The Big DRM Updates For Linux 4.18: Intel Icelake, Vega M, Vega 20 & V3D

Written by Michael Larabel in Linux Kernel on 6 June 2018 at 06:13 AM EDT. 4 Comments
David Airlie, the subsystem maintainer for the Direct Rendering Manager, has submitted the big feature pull request today for the Linux 4.18 kernel. All of the DRM feature work yields a net gain of close to fifty-thousand lines of code for this cycle.

While we have covered most of the DRM changes already as they were being queued into DRM-Next, the significant changes for these display/graphics drivers in Linux 4.18 include:

- Initial enablement work on Intel Icelake "Gen 11" graphics that is the eventual successor to Cannonlake. It will likely be a few kernel cycles before the Icelake graphics support is squared away.

- The Intel driver has also received HDCP content protection improvements, DisplayPort MST fixes, GVT improvements, and more.

- Support in AMDGPU for the yet-to-be-launched Vega 20 GPU.

- Support in AMDGPU for the Vega M graphics hardware, the Radeon graphics found within Intel Kabylake-G processors.

- Vega power profile / clock voltage control improvements.

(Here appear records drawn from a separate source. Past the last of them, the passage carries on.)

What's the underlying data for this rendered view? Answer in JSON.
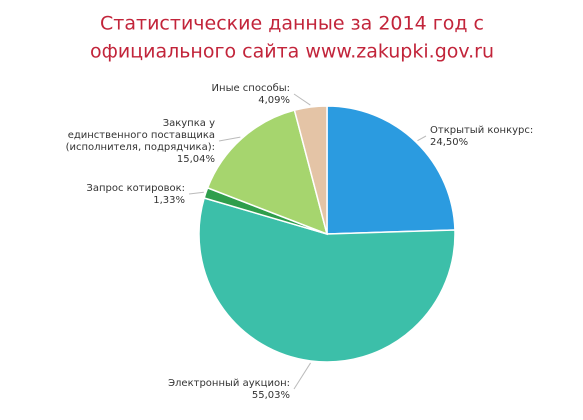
{
  "chart_data": {
    "type": "pie",
    "title": [
      "Статистические данные за 2014 год с",
      "официального сайта www.zakupki.gov.ru"
    ],
    "categories": [
      [
        "Открытый конкурс:"
      ],
      [
        "Электронный аукцион:"
      ],
      [
        "Запрос котировок:"
      ],
      [
        "Закупка у",
        "единственного поставщика",
        "(исполнителя, подрядчика):"
      ],
      [
        "Иные способы:"
      ]
    ],
    "values": [
      24.5,
      55.03,
      1.33,
      15.04,
      4.09
    ],
    "value_labels": [
      "24,50%",
      "55,03%",
      "1,33%",
      "15,04%",
      "4,09%"
    ],
    "colors": [
      "#2b9be0",
      "#3cbfa9",
      "#2f9e4c",
      "#a6d56e",
      "#e4c4a6"
    ]
  }
}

- The AMDKFD compute driver now has support for Vega/GFX9 discrete graphics cards, so the mainline kernel with Vega hardware can work with ROCm/OpenCL compute.

- The V3D driver has been added as the DRM driver formerly known as VC5. V3D supports the next-generation Broadcom VideoCore hardware that will hopefully one day end up in the Raspberry Pi boards to succeed VC4.

- Xen-front is a new DRM driver as a Xen hypervisor para-virtualized display front-end.

- Nouveau has initial Volta GV100 enablement work.

- Synchronization object support within the VC4 driver.

The complete list of changes can be found via the pull request. The DRM feature changes for Linux 4.18 amount to 1111 files changed, 72656 insertions, and 26340 deletions.